- The Society for Nutrition Education and Behavior, a nonprofit group representing nutrition educators, wants to see environmental sustainability factors included in the 2020 Dietary Guidelines for Americans. In a position paper published in the Journal of Nutrition Education and Behavior, the group said the topic "should be inherent in dietary guidance" because current diets and agricultural practices contribute to environment trends.
- "Dietary choices have a significant role in contributing to environmental impacts, which could be lessened by consuming fewer overconsumed animal products and more plant-based foods while reducing excess energy intake and the amount of food wasted," the position paper states.
- Lead author Diego Rose, a professor of nutrition and food security at Tulane University, said the position paper was motivated by the severity of current environmental problems, including global climate change. "Based on the best science we have today, it is clear that current environmental problems — including global climate change, biodiversity loss, land degradation, water shortages, and water pollution — demand urgent attention, threaten long-term food security, and are in part caused by our current food choices and agricultural practices," he said in a release.
The Society for Nutrition Education and Behavior said it is advancing this view because many countries commonly discuss sustainability in dietary guidance from their governments.

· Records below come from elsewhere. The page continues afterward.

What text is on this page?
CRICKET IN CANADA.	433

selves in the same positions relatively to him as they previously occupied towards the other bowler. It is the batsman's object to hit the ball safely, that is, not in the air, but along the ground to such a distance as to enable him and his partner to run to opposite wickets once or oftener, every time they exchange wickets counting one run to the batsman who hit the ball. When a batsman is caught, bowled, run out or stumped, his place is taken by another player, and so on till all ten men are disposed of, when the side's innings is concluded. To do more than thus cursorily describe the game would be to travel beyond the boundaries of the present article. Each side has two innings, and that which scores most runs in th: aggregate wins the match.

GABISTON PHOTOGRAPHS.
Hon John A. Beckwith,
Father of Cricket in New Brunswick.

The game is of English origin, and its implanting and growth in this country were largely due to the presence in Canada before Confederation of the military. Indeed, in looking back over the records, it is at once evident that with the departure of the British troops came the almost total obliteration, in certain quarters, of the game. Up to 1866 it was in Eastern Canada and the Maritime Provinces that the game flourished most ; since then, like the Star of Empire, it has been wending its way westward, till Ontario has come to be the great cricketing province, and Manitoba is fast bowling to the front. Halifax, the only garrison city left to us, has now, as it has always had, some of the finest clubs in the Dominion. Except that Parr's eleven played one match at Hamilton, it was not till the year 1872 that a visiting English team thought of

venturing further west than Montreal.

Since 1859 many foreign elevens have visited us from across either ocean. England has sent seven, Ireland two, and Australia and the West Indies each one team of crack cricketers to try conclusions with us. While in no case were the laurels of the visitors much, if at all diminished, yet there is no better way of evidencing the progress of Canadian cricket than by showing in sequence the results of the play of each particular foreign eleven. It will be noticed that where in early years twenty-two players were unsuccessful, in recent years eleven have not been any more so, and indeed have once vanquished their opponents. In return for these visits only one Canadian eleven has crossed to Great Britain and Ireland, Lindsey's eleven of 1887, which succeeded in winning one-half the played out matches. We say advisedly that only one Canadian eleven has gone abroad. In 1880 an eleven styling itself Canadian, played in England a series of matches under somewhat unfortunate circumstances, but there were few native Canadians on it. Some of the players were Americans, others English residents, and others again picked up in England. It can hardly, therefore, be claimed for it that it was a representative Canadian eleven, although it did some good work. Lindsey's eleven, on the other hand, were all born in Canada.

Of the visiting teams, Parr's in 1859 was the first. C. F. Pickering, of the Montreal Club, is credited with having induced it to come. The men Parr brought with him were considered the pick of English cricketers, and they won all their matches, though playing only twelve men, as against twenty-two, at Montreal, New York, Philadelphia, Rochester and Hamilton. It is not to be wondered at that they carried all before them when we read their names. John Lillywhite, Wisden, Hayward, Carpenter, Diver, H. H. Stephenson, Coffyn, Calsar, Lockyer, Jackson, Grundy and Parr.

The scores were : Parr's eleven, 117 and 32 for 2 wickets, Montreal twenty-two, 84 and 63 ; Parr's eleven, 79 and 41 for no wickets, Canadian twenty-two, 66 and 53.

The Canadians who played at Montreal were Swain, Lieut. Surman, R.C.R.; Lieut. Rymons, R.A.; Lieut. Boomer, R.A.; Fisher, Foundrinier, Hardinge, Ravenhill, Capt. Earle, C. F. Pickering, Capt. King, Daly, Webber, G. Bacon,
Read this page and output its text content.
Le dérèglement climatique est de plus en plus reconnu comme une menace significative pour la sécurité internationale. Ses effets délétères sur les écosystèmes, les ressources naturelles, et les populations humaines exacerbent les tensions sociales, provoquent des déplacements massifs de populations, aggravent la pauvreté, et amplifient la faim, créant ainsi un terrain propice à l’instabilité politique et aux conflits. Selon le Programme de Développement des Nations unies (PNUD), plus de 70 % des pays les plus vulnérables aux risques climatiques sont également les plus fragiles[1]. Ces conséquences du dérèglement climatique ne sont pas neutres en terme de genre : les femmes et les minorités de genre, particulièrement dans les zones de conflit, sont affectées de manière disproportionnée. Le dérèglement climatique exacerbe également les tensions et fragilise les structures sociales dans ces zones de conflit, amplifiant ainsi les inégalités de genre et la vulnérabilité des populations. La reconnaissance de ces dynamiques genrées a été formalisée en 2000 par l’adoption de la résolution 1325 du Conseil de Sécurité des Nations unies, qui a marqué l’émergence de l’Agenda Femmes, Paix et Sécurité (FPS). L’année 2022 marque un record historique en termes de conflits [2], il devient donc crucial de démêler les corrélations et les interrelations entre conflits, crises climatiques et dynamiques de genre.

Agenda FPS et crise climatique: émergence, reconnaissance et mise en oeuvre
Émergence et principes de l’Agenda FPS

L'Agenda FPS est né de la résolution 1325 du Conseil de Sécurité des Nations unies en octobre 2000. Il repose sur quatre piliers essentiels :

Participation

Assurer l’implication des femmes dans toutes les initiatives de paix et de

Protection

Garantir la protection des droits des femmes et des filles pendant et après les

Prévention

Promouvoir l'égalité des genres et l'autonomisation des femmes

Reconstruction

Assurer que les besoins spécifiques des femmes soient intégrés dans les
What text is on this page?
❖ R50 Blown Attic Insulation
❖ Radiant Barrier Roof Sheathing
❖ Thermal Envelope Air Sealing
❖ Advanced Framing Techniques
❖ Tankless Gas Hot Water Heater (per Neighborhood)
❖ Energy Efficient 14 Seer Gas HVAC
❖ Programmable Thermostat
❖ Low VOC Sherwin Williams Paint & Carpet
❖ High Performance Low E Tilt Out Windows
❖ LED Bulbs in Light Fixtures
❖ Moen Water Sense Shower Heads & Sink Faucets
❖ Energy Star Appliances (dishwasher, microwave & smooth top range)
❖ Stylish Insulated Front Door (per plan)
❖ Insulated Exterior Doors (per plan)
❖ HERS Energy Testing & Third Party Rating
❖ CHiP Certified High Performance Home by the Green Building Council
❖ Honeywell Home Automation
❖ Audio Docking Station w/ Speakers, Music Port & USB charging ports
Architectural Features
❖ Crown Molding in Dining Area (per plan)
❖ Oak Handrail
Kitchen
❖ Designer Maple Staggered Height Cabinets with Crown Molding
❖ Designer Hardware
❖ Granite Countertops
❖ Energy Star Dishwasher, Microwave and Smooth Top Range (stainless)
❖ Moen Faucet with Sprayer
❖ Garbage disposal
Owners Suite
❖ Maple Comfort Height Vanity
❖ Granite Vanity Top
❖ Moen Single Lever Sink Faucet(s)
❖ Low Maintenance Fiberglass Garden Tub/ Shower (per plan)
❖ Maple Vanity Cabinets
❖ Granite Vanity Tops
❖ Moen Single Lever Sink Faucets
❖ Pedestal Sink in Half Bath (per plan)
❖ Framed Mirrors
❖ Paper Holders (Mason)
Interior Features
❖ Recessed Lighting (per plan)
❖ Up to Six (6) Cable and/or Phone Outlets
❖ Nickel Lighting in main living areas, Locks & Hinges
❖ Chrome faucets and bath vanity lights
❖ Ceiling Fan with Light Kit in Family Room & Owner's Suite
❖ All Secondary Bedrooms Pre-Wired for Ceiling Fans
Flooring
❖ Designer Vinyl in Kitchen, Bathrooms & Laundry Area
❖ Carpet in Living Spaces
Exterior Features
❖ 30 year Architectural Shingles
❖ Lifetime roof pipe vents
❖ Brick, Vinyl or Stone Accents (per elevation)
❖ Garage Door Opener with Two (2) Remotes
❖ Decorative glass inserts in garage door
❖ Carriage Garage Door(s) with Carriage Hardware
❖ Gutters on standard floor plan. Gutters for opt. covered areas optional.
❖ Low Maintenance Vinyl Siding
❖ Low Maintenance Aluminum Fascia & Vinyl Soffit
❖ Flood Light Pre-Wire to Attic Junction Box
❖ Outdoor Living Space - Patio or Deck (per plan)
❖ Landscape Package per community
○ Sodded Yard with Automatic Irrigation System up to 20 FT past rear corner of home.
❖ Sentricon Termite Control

They said that it would also be consistent with previous guidelines, and it fits within the scope of authorizing legislation.
"Dietary choices are a personal matter, but many American consumers are motivated by a concern for the environment and would welcome sound advice from credentialed nutrition professionals. More opportunities are needed for developing such interdisciplinary knowledge among nutritionists," the position paper reads.
It also notes that in 2015, a Dietary Guidelines Advisory Committee provided a report to the Secretaries of Agriculture and Health and Human Services discussing food sustainability, among other issues. But the final version of the most recent Dietary Guidelines for Americans, released in January 2016, made no mention of the issue.
Should the group's proposal be successful, advice from the government about how to impact climate change, pollution and other environmental issues through individual diets might influence some consumers to change practices and influence producers to alter theirs. It's clear that consumers care more about sustainability factors today — and their awareness has affected their purchasing decisions when it comes to foods and beverages. More studies and research are also stressing the importance of creating more sustainability in the food system.
On the plus side, companies adopting more environmentally friendly practices could bolster demand for their food and beverage products. According to Nielsen, 66% of all consumers are willing to pay more for sustainable brands. And the numbers jump to 73% for millennials and 72% for Generation Z.
Food waste is also becoming a more important issue for many consumers interested in recycling, reusing and upcycling food and packaging. Consumers are increasingly looking for companies to take the initiative on environmental issues. More consumers have sought out products that are eco-friendly, bringing progress on this front.
However, meat producers aren't likely to support the federal government providing guidance about adding more plant-based foods and restricting meat intake in order to be healthier and aid the environment.
Going forward, the most influential factor may be political as producing the 2020 Dietary Guidelines for Americans gets underway. That process, which typically occurs every five years, is getting a late start, according to an analysis from Sean McBride, founder of DSM Strategic Communications & Consulting. He predicted it could drag into the next administration if Congress weighs in with oversight powers and appropriations riders.
"If the process is not completed during this Administration, and a new president is elected, will she or he intervene with their own philosophical/political views?" McBride asked in an email to Food Dive.
Consumer and environmental groups may sense an opening on the issue since the Democrats now control the U.S. House of Representatives, and McBride indicated they could sway the situation to make sure sustainability factors are included this time around.